The full list of guests, who will be wined and dined by our public servants include regimes with appalling human rights records. These include: Algeria, Bahrain, Egypt, Kuwait, Oman, Pakistan, Philippines, Qatar, Saudi Arabia, Turkey and United Arab Emirates and Vietnam. Exhibitors such as Israel will be allowed to pitch up their pavilions.
Israel has been criticised by human rights watchdogs for among other things supplying Myanmar with over 100 tanks, boats and light weapons. These sales have continued as the Burmese army have been implicated in atrocities against the Rohingya Muslim minority in Myanmar.
The government and military delegations invited by the Defence and Security Organisation, which is part of the taxpayer funded UK Department for International Trade include Saudi Arabia. Saudi Arabia is criticised heavily for the horrendous civilian casualties, famine and massive cholera epidemic linked to its bombing of Yemen. Russia is also revealed to be attending – the main weapons supplier of the Assad regime in Syria, where an unprecedented refugee crisis continues to destabilise the entire region.

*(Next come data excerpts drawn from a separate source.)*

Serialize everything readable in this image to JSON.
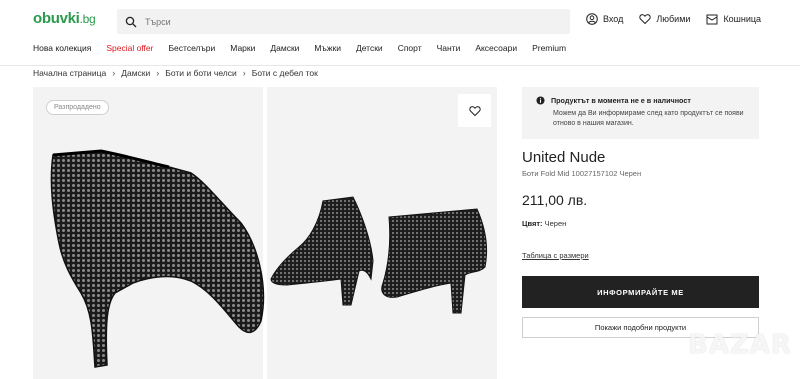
{
  "header": {
    "logo_main": "obuvki",
    "logo_tld": ".bg",
    "search_placeholder": "Търси",
    "login_label": "Вход",
    "favorites_label": "Любими",
    "cart_label": "Кошница"
  },
  "nav": {
    "items": [
      "Нова колекция",
      "Special offer",
      "Бестселъри",
      "Марки",
      "Дамски",
      "Мъжки",
      "Детски",
      "Спорт",
      "Чанти",
      "Аксесоари",
      "Premium"
    ]
  },
  "breadcrumb": [
    "Начална страница",
    "Дамски",
    "Боти и боти челси",
    "Боти с дебел ток"
  ],
  "gallery": {
    "badge": "Разпродадено"
  },
  "product": {
    "notice_title": "Продуктът в момента не е в наличност",
    "notice_text": "Можем да Ви информираме след като продуктът се появи отново в нашия магазин.",
    "brand": "United Nude",
    "subtitle": "Боти Fold Mid 10027157102 Черен",
    "price": "211,00 лв.",
    "color_label": "Цвят:",
    "color_value": "Черен",
    "size_table_link": "Таблица с размери",
    "notify_button": "ИНФОРМИРАЙТЕ МЕ",
    "similar_button": "Покажи подобни продукти"
  },
  "watermark": "BAZAR",
  "colors": {
    "brand_green": "#2a9a4b",
    "special_red": "#e0171f",
    "primary_button": "#222222"
  },
  "icons": [
    "search-icon",
    "user-icon",
    "heart-icon",
    "cart-icon",
    "chevron-right-icon",
    "info-icon"
  ]
}
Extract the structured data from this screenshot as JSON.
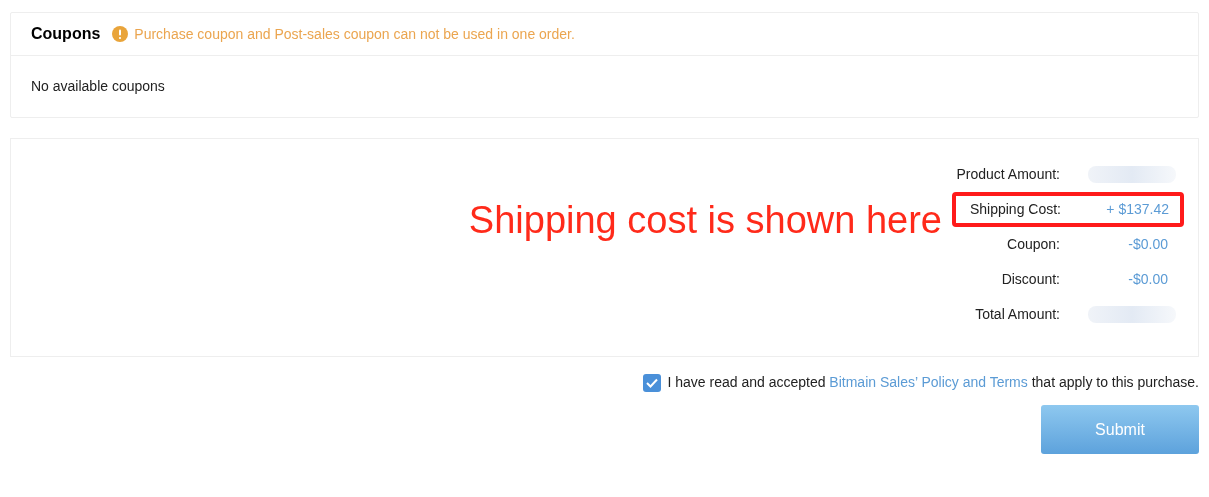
{
  "coupons": {
    "title": "Coupons",
    "warning": "Purchase coupon and Post-sales coupon can not be used in one order.",
    "empty_text": "No available coupons"
  },
  "annotation": {
    "text": "Shipping cost is shown here"
  },
  "summary": [
    {
      "label": "Product Amount:",
      "kind": "blurred",
      "highlighted": false
    },
    {
      "label": "Shipping Cost:",
      "kind": "value",
      "value": "+ $137.42",
      "highlighted": true
    },
    {
      "label": "Coupon:",
      "kind": "value",
      "value": "-$0.00",
      "highlighted": false
    },
    {
      "label": "Discount:",
      "kind": "value",
      "value": "-$0.00",
      "highlighted": false
    },
    {
      "label": "Total Amount:",
      "kind": "blurred",
      "highlighted": false
    }
  ],
  "agreement": {
    "checked": true,
    "text_before": "I have read and accepted",
    "link": "Bitmain Sales’ Policy and Terms",
    "text_after": "that apply to this purchase."
  },
  "submit": {
    "label": "Submit"
  }
}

“The arms companies don’t care where their weapons go, all they care about is profit. The entire industry is driven by war and conflict: whether it is the UK companies that have made billions from the war in Yemen, or the Russia companies making a killing in Syria,” explained Andrew Smith of Campaign Against Arms Trade (CAAT).

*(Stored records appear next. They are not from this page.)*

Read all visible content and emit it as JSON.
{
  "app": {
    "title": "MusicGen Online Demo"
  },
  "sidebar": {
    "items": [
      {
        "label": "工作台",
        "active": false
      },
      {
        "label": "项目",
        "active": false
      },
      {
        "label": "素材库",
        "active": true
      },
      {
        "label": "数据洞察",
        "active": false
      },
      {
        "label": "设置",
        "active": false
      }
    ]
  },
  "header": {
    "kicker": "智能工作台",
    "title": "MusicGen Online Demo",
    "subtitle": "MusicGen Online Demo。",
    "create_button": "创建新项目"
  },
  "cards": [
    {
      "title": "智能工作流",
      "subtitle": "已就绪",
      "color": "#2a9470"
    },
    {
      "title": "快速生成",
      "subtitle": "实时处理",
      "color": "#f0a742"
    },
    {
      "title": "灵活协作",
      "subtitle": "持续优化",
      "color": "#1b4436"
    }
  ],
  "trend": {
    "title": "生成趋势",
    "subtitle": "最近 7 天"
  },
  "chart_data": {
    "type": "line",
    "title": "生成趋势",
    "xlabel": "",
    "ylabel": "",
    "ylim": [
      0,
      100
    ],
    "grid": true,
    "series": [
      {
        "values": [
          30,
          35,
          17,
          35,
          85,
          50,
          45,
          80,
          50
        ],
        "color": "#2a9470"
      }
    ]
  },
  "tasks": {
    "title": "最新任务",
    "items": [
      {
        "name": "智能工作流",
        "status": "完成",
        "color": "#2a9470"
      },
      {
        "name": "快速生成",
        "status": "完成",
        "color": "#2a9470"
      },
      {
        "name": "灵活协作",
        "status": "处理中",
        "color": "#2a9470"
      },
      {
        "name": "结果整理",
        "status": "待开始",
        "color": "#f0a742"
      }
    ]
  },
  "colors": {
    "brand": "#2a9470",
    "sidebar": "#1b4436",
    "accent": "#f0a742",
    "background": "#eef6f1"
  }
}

He added that the list of governments attending “includes a roll call of despots, dictatorships and human rights abusers. They will be greeted by civil servants and Government Ministers who are there for one reason only: to promote weapons. It’s impossible to promote human rights and democracy while arming and supporting authoritarian regimes and tyrants.”

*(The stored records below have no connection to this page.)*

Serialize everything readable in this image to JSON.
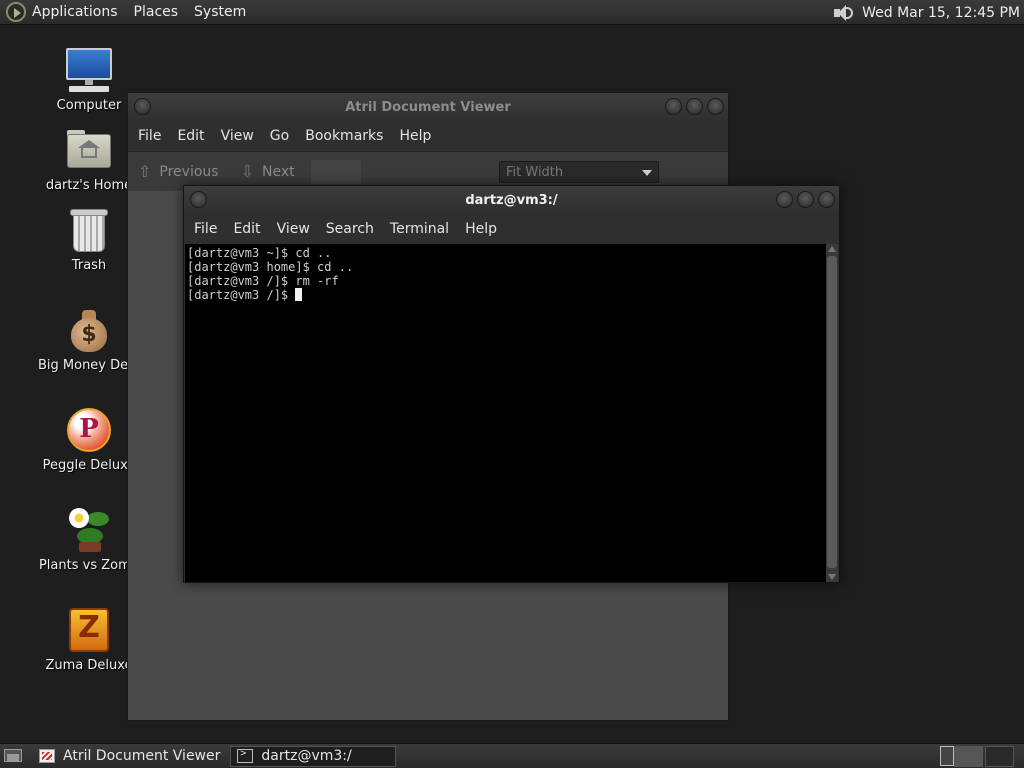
{
  "top_panel": {
    "menus": [
      "Applications",
      "Places",
      "System"
    ],
    "clock": "Wed Mar 15, 12:45 PM",
    "icons": [
      "apps-logo-icon",
      "volume-icon"
    ]
  },
  "desktop": {
    "icons": [
      {
        "label": "Computer",
        "icon": "computer-icon"
      },
      {
        "label": "dartz's Home",
        "icon": "home-folder-icon"
      },
      {
        "label": "Trash",
        "icon": "trash-icon"
      },
      {
        "label": "Big Money Delu",
        "icon": "money-bag-icon"
      },
      {
        "label": "Peggle Deluxe",
        "icon": "peggle-icon"
      },
      {
        "label": "Plants vs Zomb",
        "icon": "plants-icon"
      },
      {
        "label": "Zuma Deluxe",
        "icon": "zuma-icon"
      }
    ]
  },
  "atril": {
    "title": "Atril Document Viewer",
    "menu": [
      "File",
      "Edit",
      "View",
      "Go",
      "Bookmarks",
      "Help"
    ],
    "toolbar": {
      "previous": "Previous",
      "next": "Next",
      "zoom": "Fit Width"
    }
  },
  "terminal": {
    "title": "dartz@vm3:/",
    "menu": [
      "File",
      "Edit",
      "View",
      "Search",
      "Terminal",
      "Help"
    ],
    "lines": [
      "[dartz@vm3 ~]$ cd ..",
      "[dartz@vm3 home]$ cd ..",
      "[dartz@vm3 /]$ rm -rf",
      "[dartz@vm3 /]$ "
    ]
  },
  "bottom_panel": {
    "tasks": [
      {
        "label": "Atril Document Viewer",
        "icon": "atril-icon"
      },
      {
        "label": "dartz@vm3:/",
        "icon": "terminal-icon"
      }
    ]
  },
  "colors": {
    "desktop_bg": "#1e1e1e",
    "panel_bg": "#333333",
    "terminal_bg": "#000000",
    "terminal_fg": "#cfcfcf"
  }
}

Andrew also insisted that “DSEI would not be possible without the support of government ministers, politicians and public money. It’s time to end Downing Street’s complicity and shut down DSEI for good.”
Government statistics show that over the last 10 years, almost 60% of UK arms exports have gone to the Middle East. A survey for CAAT the week DSEI brings thousands of arms dealers to London revealed that 76% of UK adults oppose the promotion of military exports to human rights abusers.
Caroline Lucas MP, co-leader of the Green Party, who asked the parliamentary question about who would be attending said: “DSEI is a dark stain on our country’s already tarnished reputation. It’s time that this festival of violence was shut down for good – and for the UK to engage in peacebuilding rather than trying to cement itself as the world’s weapons dealer.”
DSEI, run by Clarion Events, with full UK government support, attracts 1,500 exhibitors and 34,000 arms buyers, many from states currently at war or on the Foreign Office’s own list of human rights abusers. At recent DSEIs, campaigners exposed availability of cluster-bombs and near-torture equipment, banned by international treaties.
DSEI was even condemned by London’s mayor Sadiq Khan who said: “I am opposed to London being used as a market place for the trade of weapons to those countries that contribute to human rights abuses.”